Together the four worked their way downstream — stopping under a stone bridge, while they were at it, to do a "creek observation." As part of professor Bill Berry's class, Brown explained, each student selects a section of Strawberry Creek to monitor weekly throughout the semester, and must also visit the creek's mouth, near the Berkeley Marina, to observe what "stuff" finds its way downstream to the San Francisco Bay.

The cleanup — held once in the fall (before first rains have a chance to transport discarded trash down to the bay) and once in the spring — typically attracts 25 to 50 volunteers. This time the event saw a "phenomenal" turnout of nearly 100 (many of them EPS 80 students lured by the promise of extra credit), says Tim Pine. An environmental protection specialist in the campus's Environment, Health and Safety (EH&S) unit, Pine was stationed at a table near Sather Gate to hand out gloves, trash bags, and preparatory advice to cleanup volunteers. The day was not only bright but breezy, so "all the flyers on Sproul Plaza, in about an hour, will end up in the creek," he warned. "Don't feel you have to get into the creek to help."

Creek cleanups are one important element of EH&S's Strawberry Creek restoration program, along with reintroducing native fish and insects, removing invasive exotic plants from the banks, and replacing them with native flora, says Pine.
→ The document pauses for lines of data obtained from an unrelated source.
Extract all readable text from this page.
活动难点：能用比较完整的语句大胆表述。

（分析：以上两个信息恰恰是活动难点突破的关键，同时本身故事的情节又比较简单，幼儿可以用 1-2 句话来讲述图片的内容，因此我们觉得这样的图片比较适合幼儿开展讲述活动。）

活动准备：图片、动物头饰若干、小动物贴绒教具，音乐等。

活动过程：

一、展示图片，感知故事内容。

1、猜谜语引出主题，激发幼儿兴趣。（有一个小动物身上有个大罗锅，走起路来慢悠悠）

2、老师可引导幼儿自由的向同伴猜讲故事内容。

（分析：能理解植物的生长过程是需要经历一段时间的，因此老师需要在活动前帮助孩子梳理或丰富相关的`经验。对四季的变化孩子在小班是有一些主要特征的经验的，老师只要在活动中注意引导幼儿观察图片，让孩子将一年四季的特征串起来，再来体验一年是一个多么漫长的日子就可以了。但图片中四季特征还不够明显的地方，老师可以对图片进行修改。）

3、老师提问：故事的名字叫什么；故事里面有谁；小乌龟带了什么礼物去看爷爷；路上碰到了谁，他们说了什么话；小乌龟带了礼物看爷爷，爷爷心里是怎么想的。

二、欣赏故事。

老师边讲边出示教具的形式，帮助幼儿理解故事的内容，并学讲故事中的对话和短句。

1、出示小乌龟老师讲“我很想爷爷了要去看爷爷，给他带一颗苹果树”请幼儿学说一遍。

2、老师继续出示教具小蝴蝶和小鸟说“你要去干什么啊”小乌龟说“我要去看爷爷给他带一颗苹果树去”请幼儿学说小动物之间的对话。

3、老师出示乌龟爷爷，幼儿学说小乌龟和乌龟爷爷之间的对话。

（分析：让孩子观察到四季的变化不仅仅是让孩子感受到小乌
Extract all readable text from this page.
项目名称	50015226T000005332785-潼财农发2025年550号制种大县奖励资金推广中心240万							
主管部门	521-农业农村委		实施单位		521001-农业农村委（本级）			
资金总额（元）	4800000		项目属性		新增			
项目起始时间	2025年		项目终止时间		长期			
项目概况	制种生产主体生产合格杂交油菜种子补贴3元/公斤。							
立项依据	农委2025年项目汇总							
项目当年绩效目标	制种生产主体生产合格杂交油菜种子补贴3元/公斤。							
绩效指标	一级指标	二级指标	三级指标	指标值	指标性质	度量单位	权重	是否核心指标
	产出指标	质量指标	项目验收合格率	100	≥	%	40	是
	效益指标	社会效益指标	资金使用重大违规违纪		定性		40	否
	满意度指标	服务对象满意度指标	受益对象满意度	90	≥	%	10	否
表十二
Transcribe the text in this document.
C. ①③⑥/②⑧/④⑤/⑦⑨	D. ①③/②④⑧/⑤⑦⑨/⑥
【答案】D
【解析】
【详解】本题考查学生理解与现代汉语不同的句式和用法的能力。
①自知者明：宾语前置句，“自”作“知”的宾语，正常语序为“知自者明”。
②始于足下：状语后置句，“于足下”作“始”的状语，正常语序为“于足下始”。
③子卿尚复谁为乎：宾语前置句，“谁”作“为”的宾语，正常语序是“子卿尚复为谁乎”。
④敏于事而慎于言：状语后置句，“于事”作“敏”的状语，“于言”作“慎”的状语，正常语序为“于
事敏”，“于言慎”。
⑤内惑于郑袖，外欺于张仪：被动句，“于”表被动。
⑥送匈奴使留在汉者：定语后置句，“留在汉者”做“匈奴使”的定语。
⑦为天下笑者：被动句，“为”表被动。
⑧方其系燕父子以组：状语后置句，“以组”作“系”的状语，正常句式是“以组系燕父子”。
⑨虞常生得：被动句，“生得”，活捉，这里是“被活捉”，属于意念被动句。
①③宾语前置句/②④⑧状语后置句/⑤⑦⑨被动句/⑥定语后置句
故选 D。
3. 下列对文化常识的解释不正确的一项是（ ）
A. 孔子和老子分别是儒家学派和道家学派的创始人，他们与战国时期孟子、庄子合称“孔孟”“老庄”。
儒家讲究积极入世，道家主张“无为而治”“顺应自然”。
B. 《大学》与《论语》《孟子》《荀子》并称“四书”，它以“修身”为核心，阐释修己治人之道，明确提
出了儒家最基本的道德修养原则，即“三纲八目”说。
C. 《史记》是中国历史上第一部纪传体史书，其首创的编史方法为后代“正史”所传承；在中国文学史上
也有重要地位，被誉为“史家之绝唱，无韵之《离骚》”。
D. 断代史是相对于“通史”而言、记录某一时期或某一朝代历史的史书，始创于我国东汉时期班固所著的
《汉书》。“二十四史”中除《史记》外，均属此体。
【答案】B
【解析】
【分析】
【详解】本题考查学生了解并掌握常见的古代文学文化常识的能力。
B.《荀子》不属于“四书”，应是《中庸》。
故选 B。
He notes that volunteers typically bag about 1,000 pounds of trash per cleanup. Food wrappers, beverage cups, leaflets and newspapers account for much of the haul; more exotic finds from past events include a bicycle wheel, a shopping cart, a computer  chair, and "a nice copper tea pot" that he displays on his desk as a trophy.

But public-education outreach efforts over the past few years may be working, Pine believes. The current crop of students, for one, seems "to be taking better care to not let their garbage hit the ground," he ventures — with a caveat that "there's no scientific rigor involved in making that statement. Perhaps I'm just an optimist and I see the creek as being half full instead of half empty."

Strawberry Creek now has its own website, offering information on natural history and management, as well as a link to the Strawberry Creek Fund, where one can make donations to support creek stewardship.